Between 1950 and 2002 the church paid $353 million in victim settlements, legal defense, therapy for victims, and treatment for perpetrators, according to a study commissioned by the bishops. Insurance carriers paid $218.5 million, for a combined cost of $571.5 million.16 The chain reaction of reporting ignited by the Boston Globe in 2002 caused many more victims to seek redress. Church expenses for 2002 through 2009 were $1.42 billion. The total cost (including priests’ treatment) from 1950 through 2009 was $1.775 billion. The
average annual loss (or expense) for the most recent seven-year period was $203 million.17
How does an organization recover from losses of this magnitude?
The short answer is by selling property; the long answer is through deficit financing.
The Roman Catholic Church in America is undergoing the most massive downsizing in its history. A religious infrastructure built up over the century between the presidencies of Abraham Lincoln and John F. Kennedy is liquidating assets at a startling pace. Abuse cases alone do not explain the “national fire sale” of bishops selling churches, to quote a notable critic, Peter Borré.
Since 1995 the bishops have closed 1,373 churches—more than one parish per week for fifteen years. As new parishes go up in suburbs, many old enclaves of Irish, Italian, and East European immigrants turn into ghettos.18 As the European ethnics found more affluent environs, poor people of color moved into streets on a downward spiral. Cavernous churches face steep maintenance costs; parish schools are put to other uses.
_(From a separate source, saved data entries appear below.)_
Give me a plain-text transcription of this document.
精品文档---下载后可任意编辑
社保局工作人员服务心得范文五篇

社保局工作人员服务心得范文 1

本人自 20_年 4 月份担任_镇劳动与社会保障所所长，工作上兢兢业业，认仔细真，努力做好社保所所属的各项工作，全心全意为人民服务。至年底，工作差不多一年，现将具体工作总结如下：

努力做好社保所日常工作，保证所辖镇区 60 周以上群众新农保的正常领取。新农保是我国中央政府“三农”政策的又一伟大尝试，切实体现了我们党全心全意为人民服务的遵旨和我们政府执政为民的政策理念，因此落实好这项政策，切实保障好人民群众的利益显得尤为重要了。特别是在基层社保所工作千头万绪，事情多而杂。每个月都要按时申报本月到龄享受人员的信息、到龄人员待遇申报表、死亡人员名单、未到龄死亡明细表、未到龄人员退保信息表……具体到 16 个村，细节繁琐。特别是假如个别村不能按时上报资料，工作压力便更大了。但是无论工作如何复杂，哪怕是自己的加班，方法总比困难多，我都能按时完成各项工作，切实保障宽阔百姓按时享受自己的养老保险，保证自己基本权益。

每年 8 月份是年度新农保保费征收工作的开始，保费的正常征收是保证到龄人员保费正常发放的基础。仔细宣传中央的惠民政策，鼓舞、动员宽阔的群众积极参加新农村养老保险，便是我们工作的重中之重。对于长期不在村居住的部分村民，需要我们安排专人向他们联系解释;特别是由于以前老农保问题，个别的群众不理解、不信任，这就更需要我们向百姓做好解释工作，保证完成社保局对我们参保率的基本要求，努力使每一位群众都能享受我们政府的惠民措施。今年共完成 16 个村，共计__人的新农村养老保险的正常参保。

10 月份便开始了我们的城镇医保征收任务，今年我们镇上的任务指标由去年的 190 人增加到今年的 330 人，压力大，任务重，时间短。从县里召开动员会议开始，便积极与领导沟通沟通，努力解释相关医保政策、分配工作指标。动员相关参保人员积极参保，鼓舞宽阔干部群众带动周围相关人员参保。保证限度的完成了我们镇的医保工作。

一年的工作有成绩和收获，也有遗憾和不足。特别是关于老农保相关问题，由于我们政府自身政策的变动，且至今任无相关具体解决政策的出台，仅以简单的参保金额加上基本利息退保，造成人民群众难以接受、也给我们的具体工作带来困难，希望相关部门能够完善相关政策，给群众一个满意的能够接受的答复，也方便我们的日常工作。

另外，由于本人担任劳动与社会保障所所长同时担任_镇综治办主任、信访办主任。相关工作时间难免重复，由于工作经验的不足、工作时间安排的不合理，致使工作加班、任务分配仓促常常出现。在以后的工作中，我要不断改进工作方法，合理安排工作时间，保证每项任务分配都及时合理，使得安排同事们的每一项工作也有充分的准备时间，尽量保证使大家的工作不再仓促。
If a grim inevitability drives some church sales, few bishops relish abandoning at-risk neighborhoods where churches historically served as anchors for poor people in a hard struggle to keep afloat.
In every diocese, the parishes pay an assessment charge to the bishop, a fee of between 5 and 15 percent of the collection, based on revenue stream, operating costs, and ability to pay. Wealthier parishes pay more. The fee (which has a Latin name, cathedraticum) is a tax the parish pays the diocese. In this realm, the bishop is both tax collector and central banker. The diocese pools the assessment fees to earn interest; when a parish falls behind on payment, the bishop can charge interest for the late charges. He can devise ways for wealthier parishes to cover costs for poorer parishes. He can forgive poor parishes’ assessment debts or charge interest until they are paid up. He can lend money to parishes for their projects at interest. He can send funds to other dioceses or foreign countries for causes he supports. The bishop also raises money for capital campaigns as suburbs expand or structures face renovation.